To Write the Thing That is to be Written

An extract from Astri von Arbin Ahlander‘s interview with Tom McCarthy in The Days Of Yore 2011:

…So after college, in Prague, there was always the project: To write the thing that is to be written. …There was a project. I couldn’t name it, I didn’t know what it was, but it was to write. So, all of this was somehow part of the project. Even partying was somehow part of the project. …It was a very good place for being a painter, writer or filmmaker without painting, writing or making films, necessarily. It was conducive to taking the scenic route. But, I mean, look at Baudelaire. He sits in his bed in Paris smoking hashish for weeks on end and then that becomes “the thing.”

…Read. Read, read, read. That would be the thing. Because, ultimately, it’s not about having something to say. It’s what Kafka said, “I write in order to affirm and re-affirm that I have nothing to say.” Writing is not about having something to say. It’s about an intense relationship with the symbolic. Which means being completely immersed in literature, which means in other literature, but also in the world and all its mediations. So, maybe that would be the advice: Go and get immersed.

…People who proclaim the end of the book just haven’t read their literary history. I mean, the first novel, Don Quixote, is about the end of the book. That is the premise of literature.

I think this is a unique thing about literature: It’s a medium that only works because it doesn’t work. Right? It’s always about the experience of failure. The people who have best theorized about what literature essentially is — like Blanchot, Derrida — they keep coming back to this: It’s a system failure, like a computer crash, like Macs used to be before Steve Jobs came back. They would crash every few minutes — that is what literature is. And so it has always been living out its own death.

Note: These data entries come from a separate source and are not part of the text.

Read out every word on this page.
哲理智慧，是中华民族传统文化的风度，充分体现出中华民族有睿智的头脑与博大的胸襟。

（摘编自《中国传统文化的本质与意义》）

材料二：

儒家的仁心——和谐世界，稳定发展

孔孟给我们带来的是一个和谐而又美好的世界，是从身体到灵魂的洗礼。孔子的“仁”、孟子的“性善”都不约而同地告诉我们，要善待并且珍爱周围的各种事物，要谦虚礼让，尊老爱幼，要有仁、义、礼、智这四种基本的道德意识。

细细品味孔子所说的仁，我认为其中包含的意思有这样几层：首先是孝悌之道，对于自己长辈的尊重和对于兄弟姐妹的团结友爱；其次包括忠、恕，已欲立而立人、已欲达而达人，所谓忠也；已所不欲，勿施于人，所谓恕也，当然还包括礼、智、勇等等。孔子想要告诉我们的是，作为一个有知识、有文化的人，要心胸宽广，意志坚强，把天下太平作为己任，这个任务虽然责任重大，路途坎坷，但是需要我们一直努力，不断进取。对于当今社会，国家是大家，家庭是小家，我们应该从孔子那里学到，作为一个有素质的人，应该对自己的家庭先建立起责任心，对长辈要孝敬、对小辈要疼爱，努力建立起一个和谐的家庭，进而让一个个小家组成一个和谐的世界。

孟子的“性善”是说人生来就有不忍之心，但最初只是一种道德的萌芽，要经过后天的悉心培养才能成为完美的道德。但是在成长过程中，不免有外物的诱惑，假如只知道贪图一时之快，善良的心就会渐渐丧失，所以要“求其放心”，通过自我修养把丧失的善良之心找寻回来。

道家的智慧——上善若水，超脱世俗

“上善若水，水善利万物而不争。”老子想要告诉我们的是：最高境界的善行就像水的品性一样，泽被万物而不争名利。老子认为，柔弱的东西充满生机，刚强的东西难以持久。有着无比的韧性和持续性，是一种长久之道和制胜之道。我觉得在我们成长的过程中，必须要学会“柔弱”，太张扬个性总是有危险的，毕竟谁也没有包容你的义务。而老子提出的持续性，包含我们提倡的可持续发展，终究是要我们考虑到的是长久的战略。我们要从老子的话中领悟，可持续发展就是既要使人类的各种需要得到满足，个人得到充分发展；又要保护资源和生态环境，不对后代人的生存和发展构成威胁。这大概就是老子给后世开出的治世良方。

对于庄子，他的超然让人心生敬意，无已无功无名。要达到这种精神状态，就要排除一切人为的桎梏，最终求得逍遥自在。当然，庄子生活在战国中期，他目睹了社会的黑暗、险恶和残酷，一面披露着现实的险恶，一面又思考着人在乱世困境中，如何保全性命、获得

The problem would not be if literature was doomed, the problem would be if it wasn’t. Then we would have something to worry about. That is the state the middlebrow novel is in; it is genuinely doomed.

…I think any writing that confronts its own impossibility, its embedding within media, mediation, the interruptedness and so on that this involves, is, because of its very impossibility, actually destined to paradoxically survive the same way that fish grow lungs when the seas dry up, or something. It’ll find its biological form.